December 18, 2015

I've been trying to figure out a way to explain the immigration battle currently taking place between Ted Cruz and Marco Rubio that won't make your eyes glaze over. Okay, here goes: Cruz, during this week's presidential debate, said, in response to a challenge from Rubio, that he's "never supported legalization" of undocumented immigrants. But in 2013, he proposed an amendment to the bill that would allow undocumented immigrants to stay here legally, though they couldn't seek citizenship. He said at the time that, under his amendment, the undocumented could become legal permanent residents, and therefore could "come out of the shadows and be legalized." On the other hand, the bill itself, crafted by the Senate's so-called Gang of Eight, which included Marco Rubio, contained a path to citizenship, not just legal status.

Given how Republican voters feel about the undocumented, Rubio's attack in the debate could be paraphrased thus: Hey, my position on immigration a couple of years ago was full of that horrible amnesty, but your position was nearly as bad, Ted. Which is why I don't understand Rubio's reasons for pressing the attack this hard. Nor do I understand why Fox's Bret Baier, essentially acting as an agent for the Republican Establishment and the Rubio campaign, thinks his grilling of Cruz on Fox was a win for Rubio and the Establishment.

Yes, every time this is brought up, doubts about Cruz form in the minds of immigrant-hating Republican voters. But those same immigrant-hating Republican voters are also reminded anew that Marco Rubio helped write an "amnesty" bill. Every time this is discussed, Rubio is linked to a moment in his career you'd think he'd want brought up as little as possible.

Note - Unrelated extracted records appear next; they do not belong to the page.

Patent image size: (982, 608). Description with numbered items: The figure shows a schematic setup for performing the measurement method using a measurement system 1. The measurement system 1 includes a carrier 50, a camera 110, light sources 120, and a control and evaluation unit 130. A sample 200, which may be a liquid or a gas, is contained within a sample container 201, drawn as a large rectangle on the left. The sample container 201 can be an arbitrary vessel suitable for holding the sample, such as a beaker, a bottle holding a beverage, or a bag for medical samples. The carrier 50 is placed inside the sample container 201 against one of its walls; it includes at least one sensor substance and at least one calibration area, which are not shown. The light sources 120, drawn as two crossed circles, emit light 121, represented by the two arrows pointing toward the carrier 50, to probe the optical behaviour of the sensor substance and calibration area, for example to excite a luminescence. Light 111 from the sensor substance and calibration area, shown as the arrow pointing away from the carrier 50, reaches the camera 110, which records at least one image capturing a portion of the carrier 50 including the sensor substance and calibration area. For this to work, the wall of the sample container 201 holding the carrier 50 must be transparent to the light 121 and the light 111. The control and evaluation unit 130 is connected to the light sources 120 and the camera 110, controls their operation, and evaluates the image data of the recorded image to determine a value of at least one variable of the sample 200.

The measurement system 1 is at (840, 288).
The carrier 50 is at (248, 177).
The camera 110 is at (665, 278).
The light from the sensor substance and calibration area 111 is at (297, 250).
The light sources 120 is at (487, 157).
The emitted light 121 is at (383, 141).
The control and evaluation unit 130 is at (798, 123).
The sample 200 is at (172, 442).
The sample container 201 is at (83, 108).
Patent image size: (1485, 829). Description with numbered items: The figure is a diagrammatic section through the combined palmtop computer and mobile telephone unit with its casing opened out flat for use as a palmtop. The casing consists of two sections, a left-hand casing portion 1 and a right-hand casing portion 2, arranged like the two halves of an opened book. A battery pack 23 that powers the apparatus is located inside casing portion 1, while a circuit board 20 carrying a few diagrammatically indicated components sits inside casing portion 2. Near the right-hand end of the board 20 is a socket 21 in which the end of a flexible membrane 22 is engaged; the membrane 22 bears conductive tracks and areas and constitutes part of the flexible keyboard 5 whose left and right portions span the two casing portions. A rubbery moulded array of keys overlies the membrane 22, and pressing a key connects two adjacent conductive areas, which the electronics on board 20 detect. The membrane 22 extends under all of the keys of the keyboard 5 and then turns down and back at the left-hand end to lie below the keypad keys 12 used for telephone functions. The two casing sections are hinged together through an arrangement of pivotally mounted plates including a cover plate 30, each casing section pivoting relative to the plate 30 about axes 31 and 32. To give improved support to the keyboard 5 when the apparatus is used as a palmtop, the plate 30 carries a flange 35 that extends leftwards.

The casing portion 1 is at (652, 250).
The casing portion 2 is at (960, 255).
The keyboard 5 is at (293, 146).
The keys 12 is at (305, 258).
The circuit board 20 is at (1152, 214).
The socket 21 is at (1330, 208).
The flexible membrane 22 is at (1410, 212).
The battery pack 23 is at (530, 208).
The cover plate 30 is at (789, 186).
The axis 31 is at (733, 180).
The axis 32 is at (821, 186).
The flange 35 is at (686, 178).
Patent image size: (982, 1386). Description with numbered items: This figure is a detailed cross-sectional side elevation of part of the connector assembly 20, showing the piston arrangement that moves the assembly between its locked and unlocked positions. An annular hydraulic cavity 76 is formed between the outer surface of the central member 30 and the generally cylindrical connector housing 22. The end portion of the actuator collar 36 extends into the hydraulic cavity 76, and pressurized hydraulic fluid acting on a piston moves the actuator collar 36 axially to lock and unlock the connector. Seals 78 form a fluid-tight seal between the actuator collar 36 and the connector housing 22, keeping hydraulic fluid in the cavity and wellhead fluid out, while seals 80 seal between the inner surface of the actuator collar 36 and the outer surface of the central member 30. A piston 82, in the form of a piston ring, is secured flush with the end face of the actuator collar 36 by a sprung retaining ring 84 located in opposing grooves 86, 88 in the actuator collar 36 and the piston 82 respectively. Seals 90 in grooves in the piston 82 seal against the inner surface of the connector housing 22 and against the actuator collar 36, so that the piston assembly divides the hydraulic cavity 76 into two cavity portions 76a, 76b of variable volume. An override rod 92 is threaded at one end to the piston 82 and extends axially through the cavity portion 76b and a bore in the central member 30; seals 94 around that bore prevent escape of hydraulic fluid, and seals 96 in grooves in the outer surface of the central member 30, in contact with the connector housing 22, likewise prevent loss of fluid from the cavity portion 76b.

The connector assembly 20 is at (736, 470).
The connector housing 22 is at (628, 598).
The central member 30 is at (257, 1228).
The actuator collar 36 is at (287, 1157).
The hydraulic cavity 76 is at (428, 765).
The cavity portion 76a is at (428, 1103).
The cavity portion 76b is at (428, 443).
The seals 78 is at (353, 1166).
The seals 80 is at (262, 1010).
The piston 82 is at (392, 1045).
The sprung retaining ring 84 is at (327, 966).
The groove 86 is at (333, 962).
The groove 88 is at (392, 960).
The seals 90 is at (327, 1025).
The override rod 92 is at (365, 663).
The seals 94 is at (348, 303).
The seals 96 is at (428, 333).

Now, Cruz might survive this. He says his amendment was intended as a poison pill -- a way of showing that Democrats wouldn't vote for a bill that reformed other aspects of U.S. immigration policy if a path to citizenship wasn't offered. Many observers, such as Greg Sargent of The Washington Post, say that's accurate -- although Tierney Sneed of Talking Points Memo says that people who worked on the bill at the time insist that Cruz is misrepresenting what he was doing. Nevertheless, his fans might accept his explanation.

But even if this line of attack hurts Cruz, it's not going to help Rubio, because any day we're talking about the Gang of Eight is a bad day for Rubio's campaign, given the anti-immigrant feeling in the GOP. So Rubio's campaign might be killing Cruz's and fatally wounding his own.

The New Republic's Brian Beutler knows who really stands to benefit from this battle:

Normally Cruz could blow all of this off by returning to the fault line. You supported the Rubio-Schumer-Obama amnesty bill and I tried to kill it. But Trump spoils that dichotomy. To the extent that there’s any grey area here at all, anti-immigration voters don’t have to choose between Rubio and Cruz. They can defect to Trump, whose mass deportation agenda is crystal clear.

As Beutler's headline puts it:

The Rubio-Cruz Clash Has Donald Trump Laughing All the Way to the Bank

If immigrant-hating voters become disillusioned with Cruz, they have a clear alternative -- and it sure as hell isn't Rubio.